Выбрать главу

Впятером мы осушили уже двадцать кружек, в движениях наших появилась расчетливая медлительность, один Кирилл энергично жестикулирует:

— Такая женщина! Москва стонала от восторга, когда она пела. Десятки шкетов ночью после концерта собирались под окнами «Метрополя» и орали: «Ковач! Ковач!» Милиция разгоняла — куда там! Я в это время как раз жил в Москве у тетки, на концерт не попал — к кассам не пробиться, видел ее только издали, у «Метрополя». Какая женщина! И вдруг сегодня иду в университет — бац! — гляжу, афиша: Ковач! Братцы мои, у нас, в нашем вшивом городишке, будет петь Ковач, подумайте только!

— Побалдеем, — смачно тянет рыжий, похожий сутулостью на орангутанга Сережка Коновалов, — м-м-м, побалдеем!

— Ах, — мечтательно вздыхает молчаливый Славик Рябинин и в предвкушении восторга прикрывает голубые глаза.

— Готовьте ма-агнитофо-о-оны-ы! — напрягая мощную грудь, басом поет Миша Тонкошей. — Билеты Са-ашка достае-о-от!

Я пожимаю плечами, мол, попробую. Почему-то я приглянулся молоденькой кассирше из филармонии, и она беспрекословно выдает мне — по крайней мере, всегда выдавала — столько билетов, сколько я у нее прошу. Бедная девочка! Ребята прозвали меня дон-жуаном, а я не такой уж дон-жуан: второй год никак не могу преодолеть проклятую робость и объясниться с Ритой Истоминой, хотя только о ней и думаю.

И сейчас в конце улицы вдруг появляется ее яркий оранжевый сарафан, распущенные волосы бьются за плечами золотым парусом. Я вздрагиваю. Рита бежит к нам. Она, да не только она — весь курс знает, где нас искать, если мы не на лекции. Наверно, Конфликт разбушевался…

Риту обгоняет сверкающая на солнце черная «Волга», через минуту проносится мимо нас, в десяти шагах от пивного ларька, и мы видим в ней Поленова, в степенной задумчивости откинувшегося на заднем сиденье, — знаменитого поэта, что живет в нашем городе.

— Во житуха! — восхищается Миша. — А ведь не Пушкин.

— Пушкин всегда бы жил бедно, — наставительно говорит Кирилл и кивает на промчавшуюся «Волгу». — Когда-то Поленов с моим отцом за одной партой сидел, а сейчас, куда на фиг, — Париж, Рим, Токио!.. Вознесся! — Потянувшись всем своим длинным, худым телом, он падает навзничь на траву и почти выкрикивает: — Но что касается меня, обоим предпочту Вознесенского! «Лежу бухой и эпохальный. Постигаю Мичиган…»

Я смотрю, как приближается Рита, и уже могу разглядеть, что лицо ее вправду чем-то встревожено.

— Ритка, садись пить пиво! — кричит Сережка и, хохоча, протягивает ей кружку.

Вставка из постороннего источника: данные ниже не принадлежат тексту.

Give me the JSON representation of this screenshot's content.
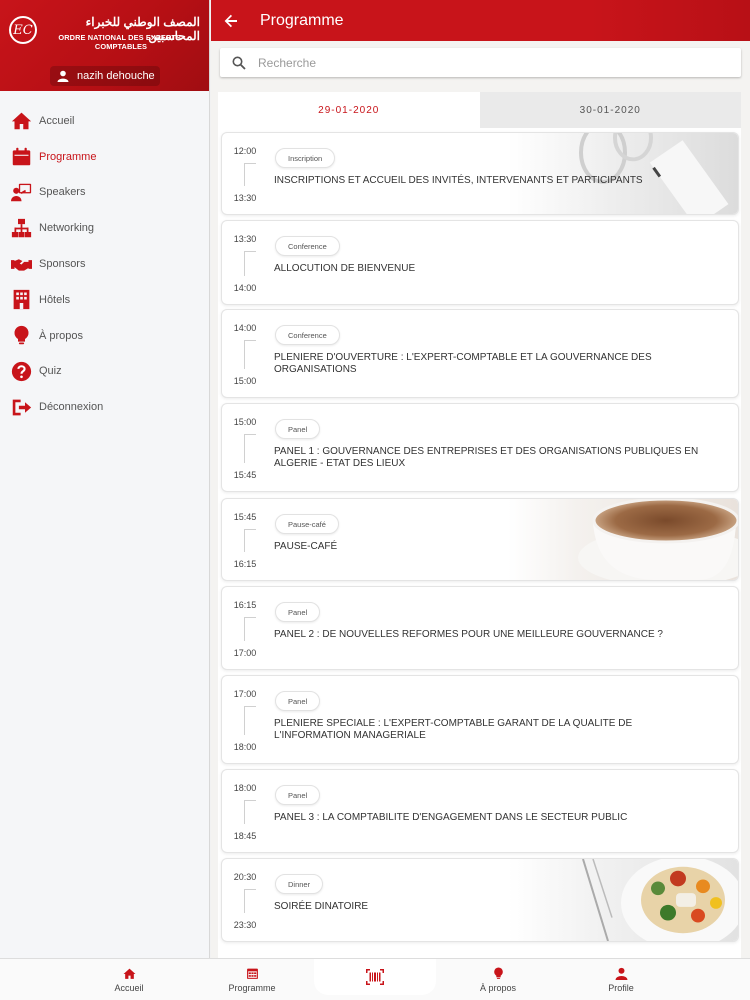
{
  "sidebar": {
    "logo_mark": "EC",
    "org_name_ar": "المصف الوطني للخبراء المحاسبين",
    "org_name_fr": "ORDRE NATIONAL DES EXPERTS-COMPTABLES",
    "user_name": "nazih dehouche",
    "items": [
      {
        "label": "Accueil",
        "icon": "home-icon"
      },
      {
        "label": "Programme",
        "icon": "calendar-icon",
        "active": true
      },
      {
        "label": "Speakers",
        "icon": "presenter-icon"
      },
      {
        "label": "Networking",
        "icon": "network-icon"
      },
      {
        "label": "Sponsors",
        "icon": "handshake-icon"
      },
      {
        "label": "Hôtels",
        "icon": "hotel-icon"
      },
      {
        "label": "À propos",
        "icon": "lightbulb-icon"
      },
      {
        "label": "Quiz",
        "icon": "question-icon"
      },
      {
        "label": "Déconnexion",
        "icon": "logout-icon"
      }
    ]
  },
  "header": {
    "title": "Programme"
  },
  "search": {
    "placeholder": "Recherche"
  },
  "tabs": [
    {
      "label": "29-01-2020",
      "active": true
    },
    {
      "label": "30-01-2020",
      "active": false
    }
  ],
  "sessions": [
    {
      "start": "12:00",
      "end": "13:30",
      "type": "Inscription",
      "title": "INSCRIPTIONS ET ACCUEIL DES INVITÉS, INTERVENANTS ET PARTICIPANTS",
      "image": "desk-image"
    },
    {
      "start": "13:30",
      "end": "14:00",
      "type": "Conference",
      "title": "ALLOCUTION DE BIENVENUE"
    },
    {
      "start": "14:00",
      "end": "15:00",
      "type": "Conference",
      "title": "PLENIERE D'OUVERTURE : L'EXPERT-COMPTABLE ET LA GOUVERNANCE DES ORGANISATIONS"
    },
    {
      "start": "15:00",
      "end": "15:45",
      "type": "Panel",
      "title": "PANEL 1 : GOUVERNANCE DES ENTREPRISES ET DES ORGANISATIONS PUBLIQUES EN ALGERIE - ETAT DES LIEUX"
    },
    {
      "start": "15:45",
      "end": "16:15",
      "type": "Pause-café",
      "title": "PAUSE-CAFÉ",
      "image": "coffee-image"
    },
    {
      "start": "16:15",
      "end": "17:00",
      "type": "Panel",
      "title": "PANEL 2 : DE NOUVELLES REFORMES POUR UNE MEILLEURE GOUVERNANCE ?"
    },
    {
      "start": "17:00",
      "end": "18:00",
      "type": "Panel",
      "title": "PLENIERE SPECIALE : L'EXPERT-COMPTABLE GARANT DE LA QUALITE DE L'INFORMATION MANAGERIALE"
    },
    {
      "start": "18:00",
      "end": "18:45",
      "type": "Panel",
      "title": "PANEL 3 : LA COMPTABILITE D'ENGAGEMENT DANS LE SECTEUR PUBLIC"
    },
    {
      "start": "20:30",
      "end": "23:30",
      "type": "Dinner",
      "title": "SOIRÉE DINATOIRE",
      "image": "food-image"
    }
  ],
  "bottom_nav": [
    {
      "label": "Accueil",
      "icon": "home-icon"
    },
    {
      "label": "Programme",
      "icon": "calendar-icon"
    },
    {
      "label": "",
      "icon": "barcode-scan-icon"
    },
    {
      "label": "À propos",
      "icon": "lightbulb-icon"
    },
    {
      "label": "Profile",
      "icon": "user-icon"
    }
  ],
  "colors": {
    "accent": "#c8141a",
    "background": "#f4f3f1"
  }
}
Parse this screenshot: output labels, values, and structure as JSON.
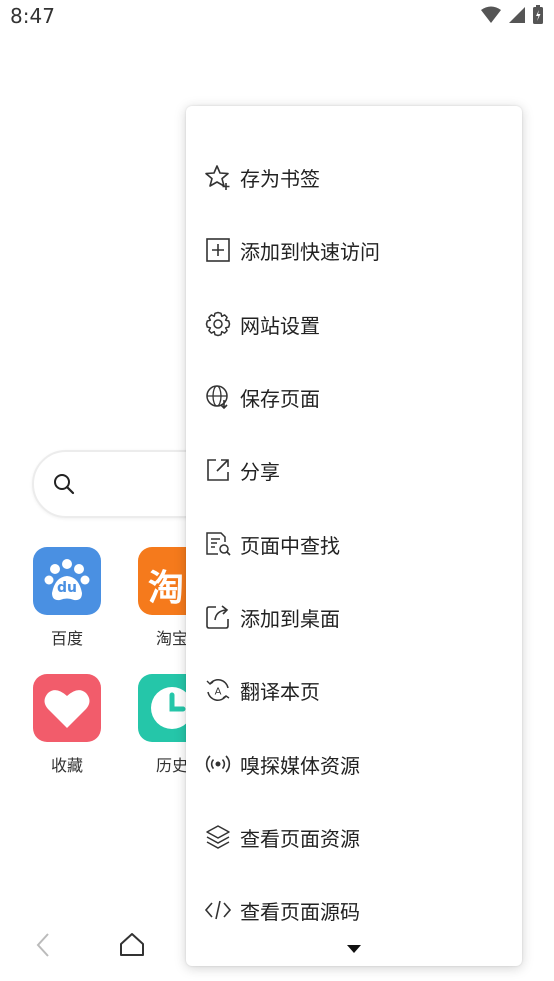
{
  "status_bar": {
    "time": "8:47"
  },
  "search": {
    "placeholder": ""
  },
  "shortcuts": [
    {
      "label": "百度",
      "color": "#4a90e2",
      "icon": "baidu-icon",
      "glyph": "du"
    },
    {
      "label": "淘宝",
      "color": "#f57a1c",
      "icon": "taobao-icon",
      "glyph": "淘"
    },
    {
      "label": "收藏",
      "color": "#f25c6b",
      "icon": "heart-icon"
    },
    {
      "label": "历史",
      "color": "#25c6a9",
      "icon": "clock-icon"
    }
  ],
  "menu": {
    "items": [
      {
        "label": "存为书签",
        "icon": "star-add-icon"
      },
      {
        "label": "添加到快速访问",
        "icon": "plus-square-icon"
      },
      {
        "label": "网站设置",
        "icon": "gear-icon"
      },
      {
        "label": "保存页面",
        "icon": "globe-download-icon"
      },
      {
        "label": "分享",
        "icon": "share-icon"
      },
      {
        "label": "页面中查找",
        "icon": "find-in-page-icon"
      },
      {
        "label": "添加到桌面",
        "icon": "add-to-desktop-icon"
      },
      {
        "label": "翻译本页",
        "icon": "translate-icon"
      },
      {
        "label": "嗅探媒体资源",
        "icon": "sniff-media-icon"
      },
      {
        "label": "查看页面资源",
        "icon": "layers-icon"
      },
      {
        "label": "查看页面源码",
        "icon": "code-icon"
      }
    ],
    "more_icon": "triangle-down-icon"
  },
  "bottom_nav": {
    "icons": [
      "back-icon",
      "home-icon"
    ]
  }
}
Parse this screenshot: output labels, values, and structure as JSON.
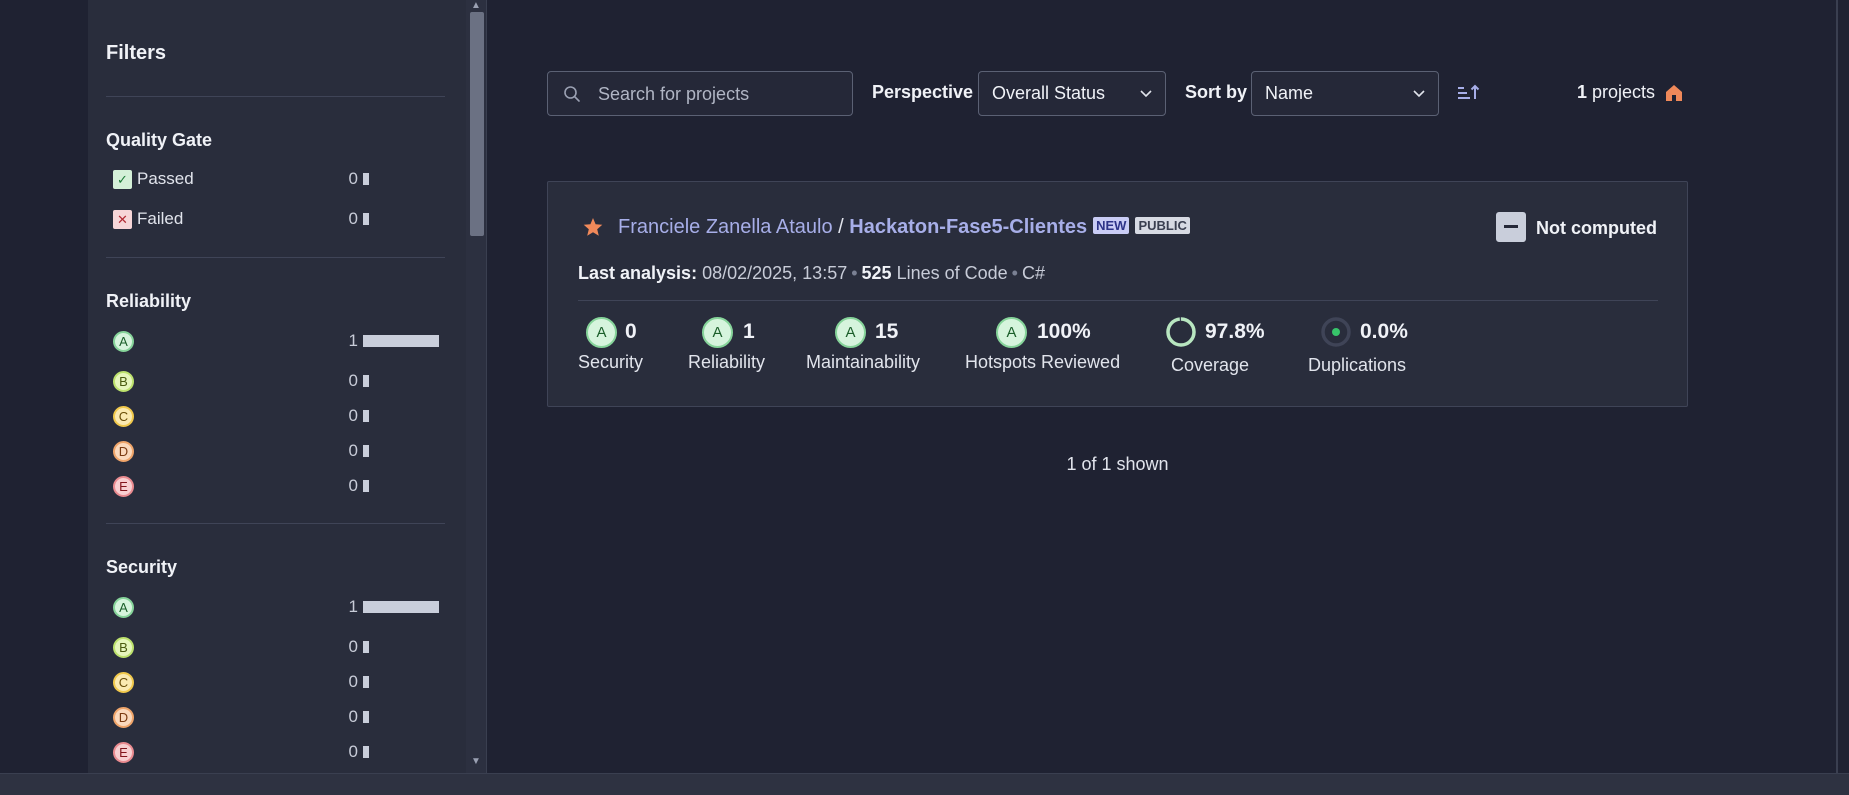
{
  "sidebar": {
    "title": "Filters",
    "quality_gate": {
      "title": "Quality Gate",
      "items": [
        {
          "label": "Passed",
          "count": "0",
          "icon": "check-icon"
        },
        {
          "label": "Failed",
          "count": "0",
          "icon": "cross-icon"
        }
      ]
    },
    "reliability": {
      "title": "Reliability",
      "items": [
        {
          "rating": "A",
          "count": "1"
        },
        {
          "rating": "B",
          "count": "0"
        },
        {
          "rating": "C",
          "count": "0"
        },
        {
          "rating": "D",
          "count": "0"
        },
        {
          "rating": "E",
          "count": "0"
        }
      ]
    },
    "security": {
      "title": "Security",
      "items": [
        {
          "rating": "A",
          "count": "1"
        },
        {
          "rating": "B",
          "count": "0"
        },
        {
          "rating": "C",
          "count": "0"
        },
        {
          "rating": "D",
          "count": "0"
        },
        {
          "rating": "E",
          "count": "0"
        }
      ]
    }
  },
  "toolbar": {
    "search_placeholder": "Search for projects",
    "perspective_label": "Perspective",
    "perspective_value": "Overall Status",
    "sort_label": "Sort by",
    "sort_value": "Name",
    "project_count": "1",
    "project_count_suffix": " projects"
  },
  "project": {
    "org": "Franciele Zanella Ataulo",
    "separator": " / ",
    "name": "Hackaton-Fase5-Clientes",
    "badge_new": "NEW",
    "badge_public": "PUBLIC",
    "quality_gate_status": "Not computed",
    "last_analysis_label": "Last analysis:",
    "last_analysis_value": "08/02/2025, 13:57",
    "loc_value": "525",
    "loc_label": "Lines of Code",
    "language": "C#",
    "metrics": {
      "security": {
        "rating": "A",
        "value": "0",
        "label": "Security"
      },
      "reliability": {
        "rating": "A",
        "value": "1",
        "label": "Reliability"
      },
      "maintainability": {
        "rating": "A",
        "value": "15",
        "label": "Maintainability"
      },
      "hotspots": {
        "rating": "A",
        "value": "100%",
        "label": "Hotspots Reviewed"
      },
      "coverage": {
        "value": "97.8%",
        "label": "Coverage",
        "percent": 97.8
      },
      "duplications": {
        "value": "0.0%",
        "label": "Duplications"
      }
    }
  },
  "pagination": {
    "shown": "1 of 1 shown"
  },
  "colors": {
    "background": "#1f2232",
    "panel": "#292d3c",
    "link": "#a7aee8",
    "star": "#f0895a",
    "home": "#f0895a"
  }
}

Рита обводит нас потерянным темным взглядом и шепчет, едва справляясь с дыханием:

— Саша… можно тебя на минутку…

Я удивленно поднимаюсь с земли, подхожу к ней и говорю нарочито развязно:

— Да, мадам…

— Саша, только что звонили в деканат… Надо Кириллу как-то сказать… я не знаю… У Кирилла умер отец…

Он лежит на столе в новом черном костюме, впадины на висках, высокий лоб отливают парафиновым глянцем, левое веко прикрыто не до конца, глаз тускло блестит, словно подглядывает за женой и сыном, словно еще жив наперекор всему. За два дня у него выросла черная клиновидная бородка, странно гармонирующая с редкими седыми волосами на голове, она придает лицу выражение значительное, загадочное и делает похожим на Мефистофеля. Белая капроновая рюшка по краям гроба точно рамка печального портрета.

Его жена, вся в черном, с припухшими, покрасневшими глазами, нервно теребит комочек носового платка, поминутно сморкается, поправляет цветы. Кирилл сидит у гроба, согнувшись, не мигая, глядит на сложенные на груди морщинистые руки — на ногтях синими огоньками отсвечивает блеск оконных стекол.

Тяжелым дурманом колышется в голове тошновато-сладкий запах лилий, роз. Поскрипывают стулья. Глубокие вздохи и напирающая со двора сутолока: «поглядеть на покойника».